Page:Tolstoï - Anna Karénine, 1910, tome 1.djvu/73

La bibliothèque libre.
Cette page a été validée par deux contributeurs.

Quand Levine revint auprès de Kitty, il ne lui trouva plus le visage sévère ; ses yeux avaient repris leur expression franche et caressante, mais il lui sembla qu’elle avait un ton de tranquillité voulue, et il se sentit triste. Après avoir causé de la vieille gouvernante et de ses originalités, elle lui parla de sa vie à lui.

« Ne vous ennuyez-vous vraiment pas à la campagne ? demanda-t-elle.
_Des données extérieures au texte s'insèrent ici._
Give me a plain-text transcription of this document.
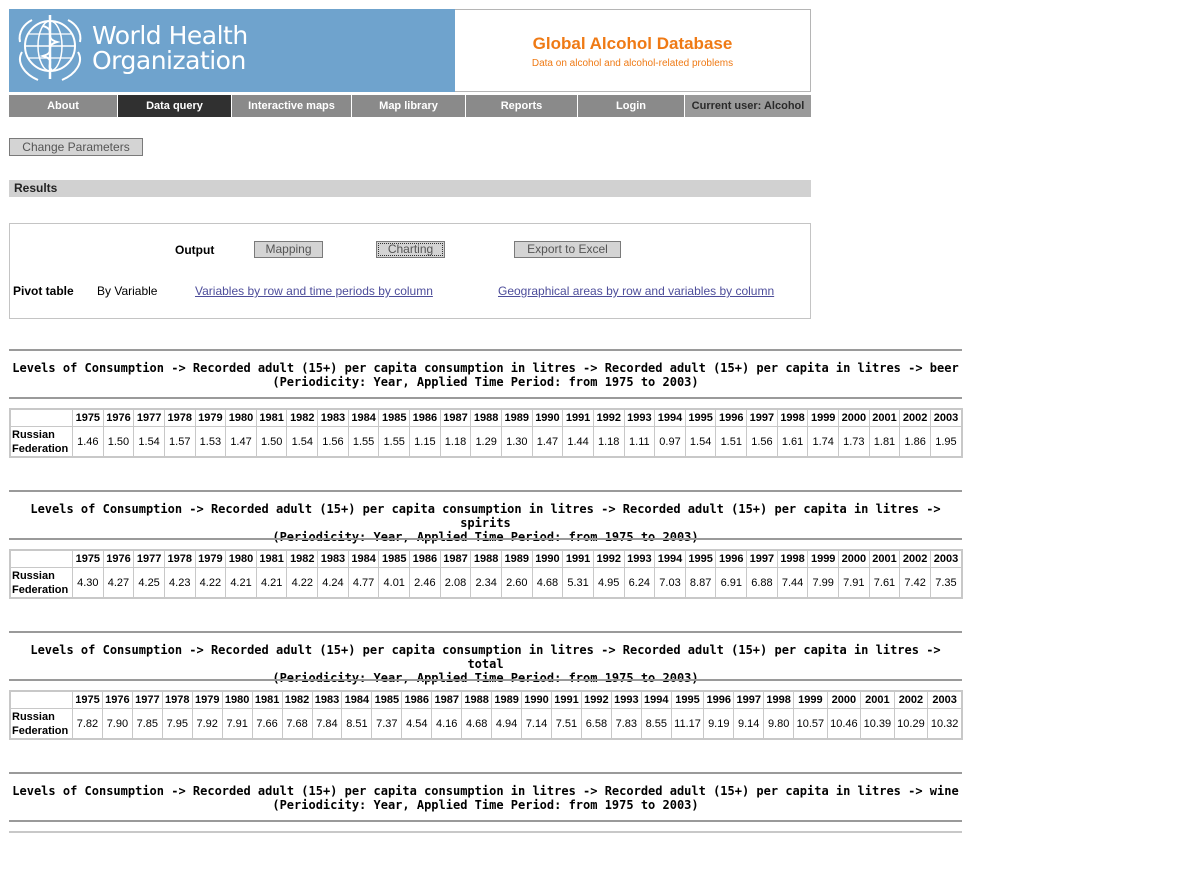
World Health
Organization
Global Alcohol Database
Data on alcohol and alcohol-related problems
About	Data query	Interactive maps	Map library	Reports	Login	Current user: Alcohol
Change Parameters
Results
Output	Mapping	Charting	Export to Excel
Pivot table By Variable	Variables by row and time periods by column	Geographical areas by row and variables by column
Levels of Consumption -> Recorded adult (15+) per capita consumption in litres -> Recorded adult (15+) per capita in litres -> beer
(Periodicity: Year, Applied Time Period: from 1975 to 2003)
	1975	1976	1977	1978	1979	1980	1981	1982	1983	1984	1985	1986	1987	1988	1989	1990	1991	1992	1993	1994	1995	1996	1997	1998	1999	2000	2001	2002	2003
Russian Federation	1.46	1.50	1.54	1.57	1.53	1.47	1.50	1.54	1.56	1.55	1.55	1.15	1.18	1.29	1.30	1.47	1.44	1.18	1.11	0.97	1.54	1.51	1.56	1.61	1.74	1.73	1.81	1.86	1.95
Levels of Consumption -> Recorded adult (15+) per capita consumption in litres -> Recorded adult (15+) per capita in litres -> spirits
(Periodicity: Year, Applied Time Period: from 1975 to 2003)
	1975	1976	1977	1978	1979	1980	1981	1982	1983	1984	1985	1986	1987	1988	1989	1990	1991	1992	1993	1994	1995	1996	1997	1998	1999	2000	2001	2002	2003
Russian Federation	4.30	4.27	4.25	4.23	4.22	4.21	4.21	4.22	4.24	4.77	4.01	2.46	2.08	2.34	2.60	4.68	5.31	4.95	6.24	7.03	8.87	6.91	6.88	7.44	7.99	7.91	7.61	7.42	7.35
Levels of Consumption -> Recorded adult (15+) per capita consumption in litres -> Recorded adult (15+) per capita in litres -> total
(Periodicity: Year, Applied Time Period: from 1975 to 2003)
	1975	1976	1977	1978	1979	1980	1981	1982	1983	1984	1985	1986	1987	1988	1989	1990	1991	1992	1993	1994	1995	1996	1997	1998	1999	2000	2001	2002	2003
Russian Federation	7.82	7.90	7.85	7.95	7.92	7.91	7.66	7.68	7.84	8.51	7.37	4.54	4.16	4.68	4.94	7.14	7.51	6.58	7.83	8.55	11.17	9.19	9.14	9.80	10.57	10.46	10.39	10.29	10.32
Levels of Consumption -> Recorded adult (15+) per capita consumption in litres -> Recorded adult (15+) per capita in litres -> wine
(Periodicity: Year, Applied Time Period: from 1975 to 2003)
— Non, je ne m’ennuie pas ; je suis très occupé, — répondit-il, sentant qu’elle l’amenait au ton calme qu’elle avait résolu de garder, et dont il ne saurait désormais se départir, pas plus qu’il n’avait su le faire au commencement de l’hiver.
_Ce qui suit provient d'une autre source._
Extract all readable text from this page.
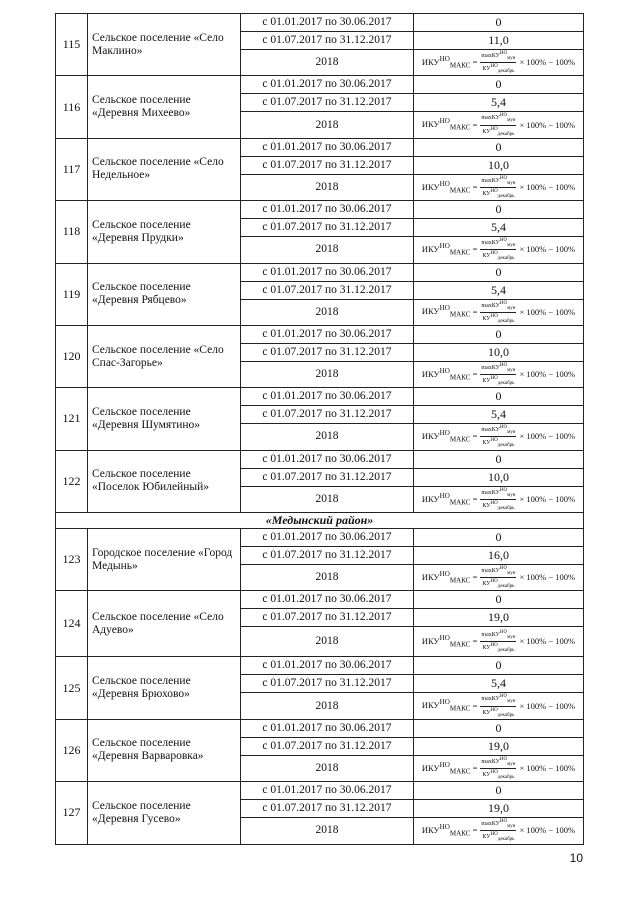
115	Сельское поселение «Село Маклино»	с 01.01.2017 по 30.06.2017	0
		с 01.07.2017 по 31.12.2017	11,0
		2018	$ИКУ^{НО}_{МАКС} = \frac{\max КУ^{НО}_{мун}}{КУ^{НО}_{декабрь}} \times 100\% - 100\%$

116	Сельское поселение «Деревня Михеево»	с 01.01.2017 по 30.06.2017	0
		с 01.07.2017 по 31.12.2017	5,4
		2018	$ИКУ^{НО}_{МАКС} = \frac{\max КУ^{НО}_{мун}}{КУ^{НО}_{декабрь}} \times 100\% - 100\%$

117	Сельское поселение «Село Недельное»	с 01.01.2017 по 30.06.2017	0
		с 01.07.2017 по 31.12.2017	10,0
		2018	$ИКУ^{НО}_{МАКС} = \frac{\max КУ^{НО}_{мун}}{КУ^{НО}_{декабрь}} \times 100\% - 100\%$

118	Сельское поселение «Деревня Прудки»	с 01.01.2017 по 30.06.2017	0
		с 01.07.2017 по 31.12.2017	5,4
		2018	$ИКУ^{НО}_{МАКС} = \frac{\max КУ^{НО}_{мун}}{КУ^{НО}_{декабрь}} \times 100\% - 100\%$

119	Сельское поселение «Деревня Рябцево»	с 01.01.2017 по 30.06.2017	0
		с 01.07.2017 по 31.12.2017	5,4
		2018	$ИКУ^{НО}_{МАКС} = \frac{\max КУ^{НО}_{мун}}{КУ^{НО}_{декабрь}} \times 100\% - 100\%$

120	Сельское поселение «Село Спас-Загорье»	с 01.01.2017 по 30.06.2017	0
		с 01.07.2017 по 31.12.2017	10,0
		2018	$ИКУ^{НО}_{МАКС} = \frac{\max КУ^{НО}_{мун}}{КУ^{НО}_{декабрь}} \times 100\% - 100\%$

121	Сельское поселение «Деревня Шумятино»	с 01.01.2017 по 30.06.2017	0
		с 01.07.2017 по 31.12.2017	5,4
		2018	$ИКУ^{НО}_{МАКС} = \frac{\max КУ^{НО}_{мун}}{КУ^{НО}_{декабрь}} \times 100\% - 100\%$

122	Сельское поселение «Поселок Юбилейный»	с 01.01.2017 по 30.06.2017	0
		с 01.07.2017 по 31.12.2017	10,0
		2018	$ИКУ^{НО}_{МАКС} = \frac{\max КУ^{НО}_{мун}}{КУ^{НО}_{декабрь}} \times 100\% - 100\%$

«Медынский район»			
123	Городское поселение «Город Медынь»	с 01.01.2017 по 30.06.2017	0
		с 01.07.2017 по 31.12.2017	16,0
		2018	$ИКУ^{НО}_{МАКС} = \frac{\max КУ^{НО}_{мун}}{КУ^{НО}_{декабрь}} \times 100\% - 100\%$

124	Сельское поселение «Село Адуево»	с 01.01.2017 по 30.06.2017	0
		с 01.07.2017 по 31.12.2017	19,0
		2018	$ИКУ^{НО}_{МАКС} = \frac{\max КУ^{НО}_{мун}}{КУ^{НО}_{декабрь}} \times 100\% - 100\%$

125	Сельское поселение «Деревня Брюхово»	с 01.01.2017 по 30.06.2017	0
		с 01.07.2017 по 31.12.2017	5,4
		2018	$ИКУ^{НО}_{МАКС} = \frac{\max КУ^{НО}_{мун}}{КУ^{НО}_{декабрь}} \times 100\% - 100\%$

126	Сельское поселение «Деревня Варваровка»	с 01.01.2017 по 30.06.2017	0
		с 01.07.2017 по 31.12.2017	19,0
		2018	$ИКУ^{НО}_{МАКС} = \frac{\max КУ^{НО}_{мун}}{КУ^{НО}_{декабрь}} \times 100\% - 100\%$

127	Сельское поселение «Деревня Гусево»	с 01.01.2017 по 30.06.2017	0
		с 01.07.2017 по 31.12.2017	19,0
		2018	$ИКУ^{НО}_{МАКС} = \frac{\max КУ^{НО}_{мун}}{КУ^{НО}_{декабрь}} \times 100\% - 100\%$
10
— Êtes-vous venu pour longtemps ? demanda Kitty.

— Je n’en sais rien, répondit-il sans penser à ce qu’il disait. L’idée de retomber dans le ton d’une amitié calme et de retourner peut-être chez lui sans avoir rien décidé le poussa à la révolte.

— Comment ne le savez-vous pas ?

— Je n’en sais rien, cela dépendra de vous », dit-il, et aussitôt il fut épouvanté de ses propres paroles.

N’entendit-elle pas ces mots, ou ne voulut-elle pas les entendre ? elle sembla faire un faux pas sur la glace et s’éloigna pour glisser vers Mlle Linon, lui dit quelques mots et se dirigea vers la petite maison où l’on ôtait les patins.